Önder Apo, PKK’nın silahsızlandırılması ve feshedilmesi konusunda kimseyle pazarlık yapmamış, uzlaşmamıştır, çünkü Kürt meselesini siyasi ve hukuki bir zemine taşıyarak çözmek istemektedir. Bunun için Türk devletinin sorumluluk alması ve gerekli adımları atması gerekir. Biz Türkiye’nin bu süreçte ciddi olup olmadığını sorgulamıyoruz; ciddi olan biziz. Kürt sorununu askeri yollarla değil, siyasi ve hukuki yollarla çözmek istiyoruz. Türkiye’yi bu yönde adım atmaya zorlamak istiyoruz. Bugün yapmaya çalıştığımız şey tam da budur. Türk devletiyle bizim aramızda hiçbir temas, görüşme ya da müzakere olmadı. Önder Apo, İmralı’da onlarla görüşüyor. Onun yazışmalarından ve taleplerinden, İmralı Cezaevi’nde devlet yetkilileriyle bir müzakere süreci yürüttüğü anlaşılmaktadır. Ancak bu müzakerelerin içeriğini ve sonucunu bilmiyoruz. Türk devleti, bizi yok etme politikasında ısrarcı. Ne zaman Önder Apo ateşkes önerse, bunu bozdular ve Kürt sorununun çözümünü istemediler. Neden? Çünkü Kürt sorunu çözülürse kendilerine faydası olmayacak ama savaş devam ederse, bu durumdan çıkar sağlayacaklar.

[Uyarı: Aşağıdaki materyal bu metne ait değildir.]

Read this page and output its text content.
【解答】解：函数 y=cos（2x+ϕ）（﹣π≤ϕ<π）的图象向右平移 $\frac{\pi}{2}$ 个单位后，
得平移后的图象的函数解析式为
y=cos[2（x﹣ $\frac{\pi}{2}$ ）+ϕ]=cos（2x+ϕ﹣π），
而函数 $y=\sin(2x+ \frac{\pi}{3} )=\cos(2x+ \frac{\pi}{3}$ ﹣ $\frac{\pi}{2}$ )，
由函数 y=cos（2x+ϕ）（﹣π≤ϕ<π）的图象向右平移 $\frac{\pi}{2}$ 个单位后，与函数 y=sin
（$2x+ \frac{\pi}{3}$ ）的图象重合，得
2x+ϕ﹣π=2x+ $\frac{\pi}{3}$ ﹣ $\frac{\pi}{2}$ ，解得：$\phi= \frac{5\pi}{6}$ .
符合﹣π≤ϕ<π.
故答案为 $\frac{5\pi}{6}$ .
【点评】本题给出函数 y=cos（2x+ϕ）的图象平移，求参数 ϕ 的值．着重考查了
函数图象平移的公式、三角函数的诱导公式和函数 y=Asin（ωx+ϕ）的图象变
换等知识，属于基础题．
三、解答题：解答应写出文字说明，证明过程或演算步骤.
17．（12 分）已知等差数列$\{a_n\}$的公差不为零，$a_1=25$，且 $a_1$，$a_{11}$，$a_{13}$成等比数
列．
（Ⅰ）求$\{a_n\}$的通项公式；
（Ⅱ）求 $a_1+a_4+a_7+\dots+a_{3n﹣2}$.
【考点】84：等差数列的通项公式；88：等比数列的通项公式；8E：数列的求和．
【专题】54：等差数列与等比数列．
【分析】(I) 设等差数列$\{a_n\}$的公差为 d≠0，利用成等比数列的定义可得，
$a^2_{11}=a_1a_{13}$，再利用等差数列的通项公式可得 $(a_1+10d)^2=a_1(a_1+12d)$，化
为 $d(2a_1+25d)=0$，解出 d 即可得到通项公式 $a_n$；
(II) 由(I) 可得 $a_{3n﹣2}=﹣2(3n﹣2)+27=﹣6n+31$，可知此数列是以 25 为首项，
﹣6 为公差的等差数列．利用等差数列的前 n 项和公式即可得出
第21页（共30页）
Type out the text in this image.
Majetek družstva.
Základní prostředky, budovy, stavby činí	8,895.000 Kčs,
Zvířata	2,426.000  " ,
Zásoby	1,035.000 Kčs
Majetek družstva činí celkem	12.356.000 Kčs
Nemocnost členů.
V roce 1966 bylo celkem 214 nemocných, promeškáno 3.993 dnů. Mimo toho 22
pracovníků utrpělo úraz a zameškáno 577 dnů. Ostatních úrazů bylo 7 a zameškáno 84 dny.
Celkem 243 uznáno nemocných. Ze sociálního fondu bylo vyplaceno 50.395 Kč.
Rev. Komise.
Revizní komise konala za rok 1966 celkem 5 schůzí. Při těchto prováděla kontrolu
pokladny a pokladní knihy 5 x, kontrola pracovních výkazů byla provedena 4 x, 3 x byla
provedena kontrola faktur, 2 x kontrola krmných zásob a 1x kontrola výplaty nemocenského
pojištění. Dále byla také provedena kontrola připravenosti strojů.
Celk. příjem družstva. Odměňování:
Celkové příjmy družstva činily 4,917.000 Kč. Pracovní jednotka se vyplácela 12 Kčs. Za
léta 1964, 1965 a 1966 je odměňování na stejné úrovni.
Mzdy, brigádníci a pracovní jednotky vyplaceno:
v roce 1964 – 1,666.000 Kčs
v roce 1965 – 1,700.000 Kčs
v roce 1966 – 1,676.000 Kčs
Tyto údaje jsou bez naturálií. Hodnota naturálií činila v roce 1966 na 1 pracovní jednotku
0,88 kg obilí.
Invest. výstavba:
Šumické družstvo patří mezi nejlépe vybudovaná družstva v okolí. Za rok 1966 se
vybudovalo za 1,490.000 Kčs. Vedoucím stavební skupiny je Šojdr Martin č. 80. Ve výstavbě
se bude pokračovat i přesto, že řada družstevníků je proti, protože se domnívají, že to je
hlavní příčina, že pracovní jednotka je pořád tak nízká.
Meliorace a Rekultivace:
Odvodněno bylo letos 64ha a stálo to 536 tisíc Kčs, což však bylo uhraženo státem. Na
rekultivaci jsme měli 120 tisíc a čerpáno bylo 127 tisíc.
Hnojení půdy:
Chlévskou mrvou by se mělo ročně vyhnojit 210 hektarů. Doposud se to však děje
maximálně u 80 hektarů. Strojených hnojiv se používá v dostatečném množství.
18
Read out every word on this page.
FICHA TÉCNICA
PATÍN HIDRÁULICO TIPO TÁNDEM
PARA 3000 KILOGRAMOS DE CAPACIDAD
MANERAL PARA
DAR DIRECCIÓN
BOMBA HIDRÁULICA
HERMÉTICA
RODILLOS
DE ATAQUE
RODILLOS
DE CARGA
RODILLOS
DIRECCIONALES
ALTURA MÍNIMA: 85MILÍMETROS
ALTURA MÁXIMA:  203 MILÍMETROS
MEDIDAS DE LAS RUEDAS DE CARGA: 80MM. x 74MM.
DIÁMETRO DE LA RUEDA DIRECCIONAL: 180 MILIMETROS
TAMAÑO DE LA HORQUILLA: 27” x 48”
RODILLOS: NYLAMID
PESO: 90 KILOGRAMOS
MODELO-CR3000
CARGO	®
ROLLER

PKK yönetimi ve üyeleri, silahsızlanmanın ardından Türkiye’ye dönmeye hazır mı?

Bu koşullarda Türkiye’ye nasıl dönebiliriz? Türkiye’ye dönmek, hapse girmek anlamına gelir. Hiç kimse böyle bir esareti kabul etmek istemez. Bu baskı ortamı olmasaydı, yıllarca özgürlük mücadelesi verir miydik? Biz dağa çıkarken savaşı ya da silahı sevdiğimizden değil, tüm demokratik yollar kapalı olduğu için silahlı mücadeleye başladık. Dediğim gibi, tek şartımız İmralı Cezaevi’nde Önder Apo’ya uygulanan kısıtlamaların kaldırılması ve onun özgürce çalışabileceği bir ortamın sağlanmasıdır. Türk devleti bunu kabul ettiği takdirde, diğer meseleler de çözülecektir.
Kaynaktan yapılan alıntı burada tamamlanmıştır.